ОглавлениеСколько Галка ни старалась вспомнить лицо отца, перед глазами всплывало лишь размытое светлое пятно. Зато она хорошо помнила его руки, иногда, даже видела их во сне. Образ отца в Галкином воображении был соткан из рассказов деда Игната Занозина. Некоторые она знала наизусть. Дед Игнат – крепкий мужчина с седой бородой и лохматыми усами, скрывающими иногда лукавую, а порой горькую усмешку, преподавал историю в школе. И зимой, и летом он ходил в одном и том же картузе с треснутым козырьком и выстиранной косоворотке на выпуск. Галка часто захаживала в гости к деду, выпить чаю с чабрецом и послушать про отца.

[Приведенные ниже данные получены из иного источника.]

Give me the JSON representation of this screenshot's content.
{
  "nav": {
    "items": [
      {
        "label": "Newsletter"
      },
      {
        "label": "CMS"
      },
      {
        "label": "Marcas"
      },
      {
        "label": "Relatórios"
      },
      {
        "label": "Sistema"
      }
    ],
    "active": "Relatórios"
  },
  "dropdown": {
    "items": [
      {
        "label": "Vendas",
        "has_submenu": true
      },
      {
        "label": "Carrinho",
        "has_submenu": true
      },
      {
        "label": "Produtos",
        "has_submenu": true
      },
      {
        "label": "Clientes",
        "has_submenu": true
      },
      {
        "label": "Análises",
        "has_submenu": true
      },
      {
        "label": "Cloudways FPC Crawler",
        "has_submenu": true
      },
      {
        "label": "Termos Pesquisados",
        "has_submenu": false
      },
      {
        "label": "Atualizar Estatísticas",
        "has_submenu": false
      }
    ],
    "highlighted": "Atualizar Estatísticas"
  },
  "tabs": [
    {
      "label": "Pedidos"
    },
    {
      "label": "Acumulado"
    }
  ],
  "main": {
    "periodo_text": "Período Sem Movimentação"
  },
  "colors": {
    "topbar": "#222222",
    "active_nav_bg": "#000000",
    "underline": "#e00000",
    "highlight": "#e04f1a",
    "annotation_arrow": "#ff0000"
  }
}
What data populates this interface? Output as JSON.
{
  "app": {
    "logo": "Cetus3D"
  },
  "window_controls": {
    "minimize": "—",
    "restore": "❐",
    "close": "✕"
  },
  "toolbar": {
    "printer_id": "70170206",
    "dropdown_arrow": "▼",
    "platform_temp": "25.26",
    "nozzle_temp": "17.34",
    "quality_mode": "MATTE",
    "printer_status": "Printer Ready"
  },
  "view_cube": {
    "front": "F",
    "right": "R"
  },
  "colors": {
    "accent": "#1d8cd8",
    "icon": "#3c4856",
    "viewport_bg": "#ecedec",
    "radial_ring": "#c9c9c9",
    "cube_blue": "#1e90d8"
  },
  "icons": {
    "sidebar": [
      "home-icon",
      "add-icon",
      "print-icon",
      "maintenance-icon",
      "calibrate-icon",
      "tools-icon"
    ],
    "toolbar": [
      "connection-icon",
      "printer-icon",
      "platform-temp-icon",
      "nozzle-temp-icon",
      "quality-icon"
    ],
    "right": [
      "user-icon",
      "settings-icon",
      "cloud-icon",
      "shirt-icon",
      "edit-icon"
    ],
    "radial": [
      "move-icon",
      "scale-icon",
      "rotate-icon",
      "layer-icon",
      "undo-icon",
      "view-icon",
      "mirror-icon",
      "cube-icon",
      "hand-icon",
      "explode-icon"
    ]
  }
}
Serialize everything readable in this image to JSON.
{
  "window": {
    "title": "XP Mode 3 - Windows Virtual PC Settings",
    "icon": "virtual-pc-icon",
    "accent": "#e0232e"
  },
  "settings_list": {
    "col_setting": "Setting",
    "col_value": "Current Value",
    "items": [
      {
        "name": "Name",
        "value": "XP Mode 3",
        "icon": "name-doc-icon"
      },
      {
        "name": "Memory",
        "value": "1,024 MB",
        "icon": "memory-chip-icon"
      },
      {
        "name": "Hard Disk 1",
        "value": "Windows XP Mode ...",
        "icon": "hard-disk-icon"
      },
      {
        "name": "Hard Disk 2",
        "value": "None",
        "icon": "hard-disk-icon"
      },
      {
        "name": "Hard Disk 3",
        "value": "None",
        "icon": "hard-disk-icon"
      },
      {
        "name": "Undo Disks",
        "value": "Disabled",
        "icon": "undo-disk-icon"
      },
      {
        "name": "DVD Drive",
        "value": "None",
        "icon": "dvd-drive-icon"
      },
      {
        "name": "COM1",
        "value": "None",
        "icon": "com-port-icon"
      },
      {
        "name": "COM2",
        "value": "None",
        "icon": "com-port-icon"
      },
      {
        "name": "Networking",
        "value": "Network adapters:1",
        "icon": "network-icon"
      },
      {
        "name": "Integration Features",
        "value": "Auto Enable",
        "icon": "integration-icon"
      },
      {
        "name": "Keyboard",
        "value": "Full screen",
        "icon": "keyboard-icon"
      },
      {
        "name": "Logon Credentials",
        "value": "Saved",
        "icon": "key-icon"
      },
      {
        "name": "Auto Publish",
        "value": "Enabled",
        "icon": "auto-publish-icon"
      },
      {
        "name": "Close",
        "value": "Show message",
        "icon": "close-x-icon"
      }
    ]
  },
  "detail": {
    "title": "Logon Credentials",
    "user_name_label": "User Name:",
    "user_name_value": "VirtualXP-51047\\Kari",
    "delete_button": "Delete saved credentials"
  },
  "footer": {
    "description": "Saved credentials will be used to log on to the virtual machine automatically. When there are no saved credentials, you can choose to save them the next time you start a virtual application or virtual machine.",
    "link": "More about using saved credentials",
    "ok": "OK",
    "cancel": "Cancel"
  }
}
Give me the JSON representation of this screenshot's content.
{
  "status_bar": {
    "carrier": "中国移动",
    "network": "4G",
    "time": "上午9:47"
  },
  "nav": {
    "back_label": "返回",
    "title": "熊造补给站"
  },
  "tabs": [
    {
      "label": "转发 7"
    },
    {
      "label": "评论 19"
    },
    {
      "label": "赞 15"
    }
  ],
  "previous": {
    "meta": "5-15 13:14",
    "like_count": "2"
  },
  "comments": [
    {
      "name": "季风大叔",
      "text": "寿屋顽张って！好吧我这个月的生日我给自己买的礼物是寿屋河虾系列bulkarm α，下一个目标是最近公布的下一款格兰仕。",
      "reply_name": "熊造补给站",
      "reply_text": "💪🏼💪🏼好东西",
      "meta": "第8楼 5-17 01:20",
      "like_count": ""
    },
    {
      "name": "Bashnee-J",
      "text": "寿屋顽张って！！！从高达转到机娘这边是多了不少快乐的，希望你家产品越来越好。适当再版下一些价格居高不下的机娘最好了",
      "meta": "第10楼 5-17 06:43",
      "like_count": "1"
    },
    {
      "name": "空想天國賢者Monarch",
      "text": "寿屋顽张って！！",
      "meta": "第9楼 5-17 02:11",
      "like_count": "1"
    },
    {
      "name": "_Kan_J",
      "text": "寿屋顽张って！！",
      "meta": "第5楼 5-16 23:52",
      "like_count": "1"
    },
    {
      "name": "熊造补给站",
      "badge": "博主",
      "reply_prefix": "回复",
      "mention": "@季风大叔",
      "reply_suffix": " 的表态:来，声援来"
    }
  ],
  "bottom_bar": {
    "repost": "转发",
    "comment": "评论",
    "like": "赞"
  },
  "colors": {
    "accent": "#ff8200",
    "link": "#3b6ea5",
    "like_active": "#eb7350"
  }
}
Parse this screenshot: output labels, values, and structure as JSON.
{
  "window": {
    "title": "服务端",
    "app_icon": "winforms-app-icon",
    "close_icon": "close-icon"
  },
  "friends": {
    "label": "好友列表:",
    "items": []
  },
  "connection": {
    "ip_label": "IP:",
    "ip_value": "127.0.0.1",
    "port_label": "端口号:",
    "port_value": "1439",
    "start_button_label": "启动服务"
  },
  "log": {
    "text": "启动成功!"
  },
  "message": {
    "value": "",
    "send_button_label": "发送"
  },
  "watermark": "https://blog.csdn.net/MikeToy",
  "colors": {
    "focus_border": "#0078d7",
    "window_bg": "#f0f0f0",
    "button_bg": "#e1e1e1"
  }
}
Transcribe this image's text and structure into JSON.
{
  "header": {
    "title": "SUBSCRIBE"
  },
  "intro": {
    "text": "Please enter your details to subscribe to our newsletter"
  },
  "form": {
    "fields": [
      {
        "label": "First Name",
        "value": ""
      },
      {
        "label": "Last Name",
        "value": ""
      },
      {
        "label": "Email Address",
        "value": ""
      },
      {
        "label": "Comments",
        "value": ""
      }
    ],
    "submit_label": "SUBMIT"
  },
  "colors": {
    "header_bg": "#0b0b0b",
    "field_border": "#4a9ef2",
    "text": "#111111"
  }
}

– Вася школу не любил, – рассказывал дед, – уж я его и уговаривал, и ремнем гонял, всё без толку. Ничто не могло заставить ленивца выучить таблицу умножения или спряжения глаголов. Куда больше ему нравилось бегать с мальчишками по улице или пропадать в лесу. Все тропки знал, умел, находить в кустах круглые гнёзда пересмешника с бледно-лиловыми, крапчатыми яйцами. Да, уж наблюдательным был твой папа, – вздыхал дед Игнат, собирая ладонью со скатерти несуществующие крошки, – и чутким. К нам всегда с уважением. Вот слушай! Когда мать заболела, Вася накопал диких ландышей и посадил во дворе под раскидистым старым орехом. Никто не верил, что цветы примутся в такой тени, но он утверждал, что для ландышей лучше не придумаешь. Сначала они стояли зелеными лопушками, а потом, как зацвели. И были удивительно крупными. Как они пахли! До последнего дня, Галочка, твоя покойная бабушка сидела на скамейке перед домом и дышала этим ароматом. – Дед Игнат подвигал Галке вазочку с рубиновым вареньем. – А чего ты вишневое-то не берёшь? Без косточек, твоё любимое. Васеньке оно тоже сильно нравилось.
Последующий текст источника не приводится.